Alzheimer’s Disease; Advocates Hail Breakthrough
Successful early overseas trials of skin patches that can stave off Alzheimer’s disease are another step to finding the source of the dementia and a potential cure, New Zealand patient advocates say.
University of South Florida scientists say successful trials with a skin patch vaccine on mice stimulated their immune systems to attack clumps of proteins in the brain that lead to Alzheimer’s.
Dementia, mainly caused by Alzheimer’s, affects between 30,000 and 38,000 people in New Zealand.
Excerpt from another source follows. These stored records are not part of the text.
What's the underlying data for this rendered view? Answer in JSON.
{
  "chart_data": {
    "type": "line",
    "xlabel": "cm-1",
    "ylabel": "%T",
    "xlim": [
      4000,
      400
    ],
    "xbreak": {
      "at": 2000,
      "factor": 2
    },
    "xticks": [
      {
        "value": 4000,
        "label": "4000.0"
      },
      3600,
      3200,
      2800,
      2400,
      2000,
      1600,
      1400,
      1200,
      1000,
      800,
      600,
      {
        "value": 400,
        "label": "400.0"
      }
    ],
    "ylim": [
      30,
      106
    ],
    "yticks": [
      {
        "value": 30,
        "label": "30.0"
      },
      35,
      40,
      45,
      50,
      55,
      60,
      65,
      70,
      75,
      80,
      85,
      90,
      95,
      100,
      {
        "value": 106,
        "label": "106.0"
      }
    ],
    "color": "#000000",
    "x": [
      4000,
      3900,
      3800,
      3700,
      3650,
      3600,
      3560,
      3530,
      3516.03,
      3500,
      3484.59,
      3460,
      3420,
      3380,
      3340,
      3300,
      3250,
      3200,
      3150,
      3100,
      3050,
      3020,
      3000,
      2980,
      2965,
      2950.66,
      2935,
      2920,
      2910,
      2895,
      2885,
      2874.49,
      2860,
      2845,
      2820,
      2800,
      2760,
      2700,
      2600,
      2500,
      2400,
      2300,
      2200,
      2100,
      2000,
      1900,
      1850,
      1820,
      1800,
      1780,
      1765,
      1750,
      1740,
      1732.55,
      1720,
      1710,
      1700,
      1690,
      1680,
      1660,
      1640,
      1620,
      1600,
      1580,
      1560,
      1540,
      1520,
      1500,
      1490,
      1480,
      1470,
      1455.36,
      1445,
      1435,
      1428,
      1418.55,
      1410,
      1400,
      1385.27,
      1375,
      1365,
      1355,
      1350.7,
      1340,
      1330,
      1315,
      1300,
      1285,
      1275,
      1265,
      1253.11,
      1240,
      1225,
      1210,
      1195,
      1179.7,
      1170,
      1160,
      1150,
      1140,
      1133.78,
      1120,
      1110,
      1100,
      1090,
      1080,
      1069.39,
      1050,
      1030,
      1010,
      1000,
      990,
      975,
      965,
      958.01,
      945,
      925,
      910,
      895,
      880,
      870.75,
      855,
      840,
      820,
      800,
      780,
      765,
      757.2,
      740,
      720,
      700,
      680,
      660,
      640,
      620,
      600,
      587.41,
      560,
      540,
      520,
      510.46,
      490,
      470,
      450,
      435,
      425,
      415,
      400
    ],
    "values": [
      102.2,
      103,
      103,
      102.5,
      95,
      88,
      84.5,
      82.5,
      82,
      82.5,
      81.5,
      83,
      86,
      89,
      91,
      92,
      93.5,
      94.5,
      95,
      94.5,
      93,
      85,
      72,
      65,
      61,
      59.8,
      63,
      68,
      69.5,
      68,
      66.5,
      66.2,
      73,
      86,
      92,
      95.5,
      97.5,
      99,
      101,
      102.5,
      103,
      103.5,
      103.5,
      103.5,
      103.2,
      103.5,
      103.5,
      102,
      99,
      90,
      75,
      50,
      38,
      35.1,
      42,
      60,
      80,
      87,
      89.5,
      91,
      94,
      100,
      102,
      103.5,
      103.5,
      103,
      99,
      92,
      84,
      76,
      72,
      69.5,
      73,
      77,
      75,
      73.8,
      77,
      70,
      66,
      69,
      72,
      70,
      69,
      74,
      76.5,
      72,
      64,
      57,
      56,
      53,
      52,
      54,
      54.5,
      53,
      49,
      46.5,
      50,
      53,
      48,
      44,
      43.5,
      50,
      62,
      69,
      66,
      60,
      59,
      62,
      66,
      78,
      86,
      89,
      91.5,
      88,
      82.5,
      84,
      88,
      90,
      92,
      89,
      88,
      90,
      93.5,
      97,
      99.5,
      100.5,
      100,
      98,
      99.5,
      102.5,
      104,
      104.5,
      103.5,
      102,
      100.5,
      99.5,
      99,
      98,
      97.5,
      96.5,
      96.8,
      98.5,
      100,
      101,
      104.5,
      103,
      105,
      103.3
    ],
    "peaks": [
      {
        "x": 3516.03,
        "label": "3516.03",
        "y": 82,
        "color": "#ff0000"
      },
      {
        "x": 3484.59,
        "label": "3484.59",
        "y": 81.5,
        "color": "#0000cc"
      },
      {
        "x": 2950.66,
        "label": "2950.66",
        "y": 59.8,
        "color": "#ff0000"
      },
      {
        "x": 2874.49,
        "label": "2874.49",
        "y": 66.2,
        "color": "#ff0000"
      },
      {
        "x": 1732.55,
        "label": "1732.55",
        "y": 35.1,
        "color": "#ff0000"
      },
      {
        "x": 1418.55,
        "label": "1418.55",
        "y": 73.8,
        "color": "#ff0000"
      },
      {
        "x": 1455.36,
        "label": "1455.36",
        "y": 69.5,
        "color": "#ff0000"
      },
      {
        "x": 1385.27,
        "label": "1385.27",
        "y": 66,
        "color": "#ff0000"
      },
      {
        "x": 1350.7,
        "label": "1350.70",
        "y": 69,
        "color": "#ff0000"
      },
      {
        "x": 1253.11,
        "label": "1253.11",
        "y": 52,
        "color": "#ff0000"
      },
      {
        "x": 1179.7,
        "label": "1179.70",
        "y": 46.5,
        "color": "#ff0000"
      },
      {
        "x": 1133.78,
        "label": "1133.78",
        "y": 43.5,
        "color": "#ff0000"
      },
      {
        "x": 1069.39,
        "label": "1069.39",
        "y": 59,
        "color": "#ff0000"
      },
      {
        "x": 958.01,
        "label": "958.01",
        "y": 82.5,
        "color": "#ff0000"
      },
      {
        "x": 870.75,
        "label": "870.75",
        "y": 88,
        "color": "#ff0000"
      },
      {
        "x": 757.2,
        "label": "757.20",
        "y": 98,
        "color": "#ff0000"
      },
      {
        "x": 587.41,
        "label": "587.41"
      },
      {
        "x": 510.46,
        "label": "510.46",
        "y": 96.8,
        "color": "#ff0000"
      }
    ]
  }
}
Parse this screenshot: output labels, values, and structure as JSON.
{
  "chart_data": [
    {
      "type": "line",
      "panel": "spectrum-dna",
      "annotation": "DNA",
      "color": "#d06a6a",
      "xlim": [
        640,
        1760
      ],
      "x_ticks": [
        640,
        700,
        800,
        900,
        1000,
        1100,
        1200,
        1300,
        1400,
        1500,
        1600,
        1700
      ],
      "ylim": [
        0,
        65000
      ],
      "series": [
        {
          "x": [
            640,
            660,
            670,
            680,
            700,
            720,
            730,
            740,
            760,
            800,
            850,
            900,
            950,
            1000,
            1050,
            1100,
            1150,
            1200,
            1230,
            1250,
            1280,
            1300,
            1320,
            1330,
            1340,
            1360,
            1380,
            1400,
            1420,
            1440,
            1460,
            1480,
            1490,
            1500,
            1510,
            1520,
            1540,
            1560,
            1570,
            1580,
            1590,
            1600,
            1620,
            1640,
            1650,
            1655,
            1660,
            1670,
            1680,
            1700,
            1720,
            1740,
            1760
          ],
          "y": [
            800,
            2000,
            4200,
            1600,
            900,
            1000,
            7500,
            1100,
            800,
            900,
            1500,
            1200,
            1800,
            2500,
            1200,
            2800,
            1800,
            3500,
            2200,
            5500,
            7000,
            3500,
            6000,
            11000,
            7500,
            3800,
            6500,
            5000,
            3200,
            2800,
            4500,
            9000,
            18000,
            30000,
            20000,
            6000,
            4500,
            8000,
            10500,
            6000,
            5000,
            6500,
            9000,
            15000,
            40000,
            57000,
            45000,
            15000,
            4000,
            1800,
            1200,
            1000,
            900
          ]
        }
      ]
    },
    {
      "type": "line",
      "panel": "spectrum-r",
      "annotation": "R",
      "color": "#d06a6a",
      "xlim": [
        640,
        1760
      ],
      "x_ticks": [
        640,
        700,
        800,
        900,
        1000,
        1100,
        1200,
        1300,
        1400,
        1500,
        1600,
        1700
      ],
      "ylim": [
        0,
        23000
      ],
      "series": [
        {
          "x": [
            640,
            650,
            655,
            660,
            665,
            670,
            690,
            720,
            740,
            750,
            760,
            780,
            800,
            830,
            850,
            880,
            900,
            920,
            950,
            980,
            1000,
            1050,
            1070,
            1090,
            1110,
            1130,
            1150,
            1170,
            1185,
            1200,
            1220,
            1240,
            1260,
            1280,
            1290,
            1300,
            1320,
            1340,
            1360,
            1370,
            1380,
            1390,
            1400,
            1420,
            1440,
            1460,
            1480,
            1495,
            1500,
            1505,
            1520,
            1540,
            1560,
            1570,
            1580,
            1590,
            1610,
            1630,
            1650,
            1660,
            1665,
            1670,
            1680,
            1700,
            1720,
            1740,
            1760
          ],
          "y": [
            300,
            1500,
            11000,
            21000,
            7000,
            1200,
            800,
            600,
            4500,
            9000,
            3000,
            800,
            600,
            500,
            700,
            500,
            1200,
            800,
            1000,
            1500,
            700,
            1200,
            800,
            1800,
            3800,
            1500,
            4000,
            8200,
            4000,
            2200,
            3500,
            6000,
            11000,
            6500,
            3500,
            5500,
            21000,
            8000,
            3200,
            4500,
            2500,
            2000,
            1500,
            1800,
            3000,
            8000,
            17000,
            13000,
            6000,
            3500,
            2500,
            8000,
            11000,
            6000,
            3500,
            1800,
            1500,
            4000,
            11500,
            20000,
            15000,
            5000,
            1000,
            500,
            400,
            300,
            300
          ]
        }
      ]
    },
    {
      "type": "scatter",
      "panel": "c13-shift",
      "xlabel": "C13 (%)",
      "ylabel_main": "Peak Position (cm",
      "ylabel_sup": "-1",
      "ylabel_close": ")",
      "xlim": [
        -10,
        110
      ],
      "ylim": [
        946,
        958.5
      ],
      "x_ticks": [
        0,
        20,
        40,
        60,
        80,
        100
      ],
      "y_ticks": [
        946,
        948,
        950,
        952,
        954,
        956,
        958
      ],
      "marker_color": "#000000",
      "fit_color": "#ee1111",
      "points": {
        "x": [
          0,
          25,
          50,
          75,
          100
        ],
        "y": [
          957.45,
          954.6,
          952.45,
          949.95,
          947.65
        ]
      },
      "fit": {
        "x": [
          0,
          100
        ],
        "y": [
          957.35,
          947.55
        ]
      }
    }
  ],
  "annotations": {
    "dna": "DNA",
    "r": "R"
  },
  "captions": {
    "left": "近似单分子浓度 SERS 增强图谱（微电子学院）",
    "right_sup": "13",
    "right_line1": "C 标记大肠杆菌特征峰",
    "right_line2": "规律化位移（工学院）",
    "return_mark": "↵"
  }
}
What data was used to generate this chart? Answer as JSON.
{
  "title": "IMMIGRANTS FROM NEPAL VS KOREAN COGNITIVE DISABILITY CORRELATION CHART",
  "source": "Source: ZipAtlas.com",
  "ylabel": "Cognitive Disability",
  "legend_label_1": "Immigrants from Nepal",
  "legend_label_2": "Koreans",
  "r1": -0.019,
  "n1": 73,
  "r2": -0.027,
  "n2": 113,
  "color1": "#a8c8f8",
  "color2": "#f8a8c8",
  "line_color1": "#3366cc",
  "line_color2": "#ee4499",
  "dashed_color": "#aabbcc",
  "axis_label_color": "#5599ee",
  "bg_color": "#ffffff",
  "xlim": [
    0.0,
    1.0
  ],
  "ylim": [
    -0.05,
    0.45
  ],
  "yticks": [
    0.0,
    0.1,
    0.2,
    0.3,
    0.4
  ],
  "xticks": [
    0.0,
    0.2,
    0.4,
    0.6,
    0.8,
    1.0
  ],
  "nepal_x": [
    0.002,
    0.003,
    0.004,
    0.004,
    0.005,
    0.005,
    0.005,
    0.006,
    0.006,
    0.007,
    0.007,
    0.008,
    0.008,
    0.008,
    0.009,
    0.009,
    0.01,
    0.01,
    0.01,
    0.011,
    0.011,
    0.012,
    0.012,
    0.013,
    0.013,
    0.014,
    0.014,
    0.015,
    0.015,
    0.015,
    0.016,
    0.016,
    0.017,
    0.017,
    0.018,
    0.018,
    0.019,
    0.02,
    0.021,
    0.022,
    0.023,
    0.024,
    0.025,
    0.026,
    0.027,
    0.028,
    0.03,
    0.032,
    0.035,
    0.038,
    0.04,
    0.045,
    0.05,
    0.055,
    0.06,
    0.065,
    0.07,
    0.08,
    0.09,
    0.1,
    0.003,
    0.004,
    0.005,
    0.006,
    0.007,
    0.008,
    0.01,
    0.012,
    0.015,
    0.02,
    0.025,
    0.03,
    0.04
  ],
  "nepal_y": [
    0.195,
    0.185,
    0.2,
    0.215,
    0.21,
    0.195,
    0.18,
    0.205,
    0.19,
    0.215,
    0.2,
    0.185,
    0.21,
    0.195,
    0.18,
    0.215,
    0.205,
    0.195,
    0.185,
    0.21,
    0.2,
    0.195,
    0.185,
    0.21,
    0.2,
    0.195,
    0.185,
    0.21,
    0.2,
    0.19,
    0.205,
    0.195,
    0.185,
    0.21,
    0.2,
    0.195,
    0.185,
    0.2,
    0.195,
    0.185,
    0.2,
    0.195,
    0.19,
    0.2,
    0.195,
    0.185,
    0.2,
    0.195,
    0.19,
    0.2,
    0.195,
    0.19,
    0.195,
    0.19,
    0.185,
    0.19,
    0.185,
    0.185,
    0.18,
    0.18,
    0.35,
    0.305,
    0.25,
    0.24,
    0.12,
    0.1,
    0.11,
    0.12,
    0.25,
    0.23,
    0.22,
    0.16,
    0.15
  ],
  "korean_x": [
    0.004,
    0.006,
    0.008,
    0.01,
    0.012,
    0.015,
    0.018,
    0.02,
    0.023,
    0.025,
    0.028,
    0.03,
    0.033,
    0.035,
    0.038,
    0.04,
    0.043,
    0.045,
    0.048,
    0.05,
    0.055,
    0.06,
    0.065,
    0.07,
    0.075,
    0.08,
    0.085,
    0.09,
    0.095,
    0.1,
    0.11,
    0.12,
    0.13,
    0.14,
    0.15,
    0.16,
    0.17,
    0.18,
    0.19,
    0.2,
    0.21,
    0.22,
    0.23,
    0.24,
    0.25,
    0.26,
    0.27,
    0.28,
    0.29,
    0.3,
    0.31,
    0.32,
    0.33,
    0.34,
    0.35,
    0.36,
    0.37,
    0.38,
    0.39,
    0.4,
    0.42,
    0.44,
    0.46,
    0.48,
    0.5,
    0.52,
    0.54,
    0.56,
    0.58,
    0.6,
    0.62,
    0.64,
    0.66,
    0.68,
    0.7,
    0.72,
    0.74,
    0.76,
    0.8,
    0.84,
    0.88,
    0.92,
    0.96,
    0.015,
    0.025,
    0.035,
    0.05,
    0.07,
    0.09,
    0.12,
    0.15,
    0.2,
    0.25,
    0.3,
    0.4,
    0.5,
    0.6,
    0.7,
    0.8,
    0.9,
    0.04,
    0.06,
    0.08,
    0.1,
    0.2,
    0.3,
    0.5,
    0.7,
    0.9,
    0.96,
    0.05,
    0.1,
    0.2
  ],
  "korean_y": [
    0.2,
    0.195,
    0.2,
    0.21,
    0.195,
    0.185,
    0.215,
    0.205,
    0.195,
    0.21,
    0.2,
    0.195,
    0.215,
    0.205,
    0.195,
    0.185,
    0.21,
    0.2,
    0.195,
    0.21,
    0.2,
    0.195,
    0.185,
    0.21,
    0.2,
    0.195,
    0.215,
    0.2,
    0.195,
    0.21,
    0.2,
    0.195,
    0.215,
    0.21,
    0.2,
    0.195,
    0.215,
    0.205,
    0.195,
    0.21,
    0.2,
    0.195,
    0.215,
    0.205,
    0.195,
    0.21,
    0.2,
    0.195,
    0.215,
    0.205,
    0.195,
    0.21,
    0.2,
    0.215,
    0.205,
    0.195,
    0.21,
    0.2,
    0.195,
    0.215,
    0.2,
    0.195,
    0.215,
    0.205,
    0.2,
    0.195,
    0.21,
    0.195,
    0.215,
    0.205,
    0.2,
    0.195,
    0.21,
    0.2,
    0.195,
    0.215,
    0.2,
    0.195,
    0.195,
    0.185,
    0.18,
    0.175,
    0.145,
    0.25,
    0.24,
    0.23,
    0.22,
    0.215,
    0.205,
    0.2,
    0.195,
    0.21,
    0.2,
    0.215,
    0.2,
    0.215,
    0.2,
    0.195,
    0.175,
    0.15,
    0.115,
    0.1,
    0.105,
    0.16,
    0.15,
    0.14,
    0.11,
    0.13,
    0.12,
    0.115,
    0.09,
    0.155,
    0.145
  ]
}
Alzheimer’s causes progressive mental debilitation, affecting memory, understanding and ability to reason.
The Florida researchers say the skin patch vaccine dramatically slowed the build-up of toxic proteins in mouse brains for four months at a time.
They hope it will be available to high-risk human patients within six to 10 years.
Alzheimer’s New Zealand spokeswoman Florence Leota said yesterday that there had been research breakthroughs in recent years, offering hope.
“It feels like we are getting closer,” she said.
Leota said the disease was random and progressive, and while it was more severe in older age groups there was anecdotal evidence it was affecting more people in their 40s.
In New Zealand, without a cure, it would become a large problem in the next 10 years as the population got older.
There were estimates that the numbers of New Zealanders with dementia would double to 76,000 by 2015-20.
“In New Zealand we are sitting on the edge, saying `Yeah we know it’s going to hit us’ — like a sort of dementia tsunami — and we are struggling to see if we can get a lifeboat out,” Leota said.
She said the group was lobbying drug agency Pharmac for subsidies for the acetyl- cholinesterase inhibitors which are the only medication that can slow the progression of the disease. There were no subsidies at present.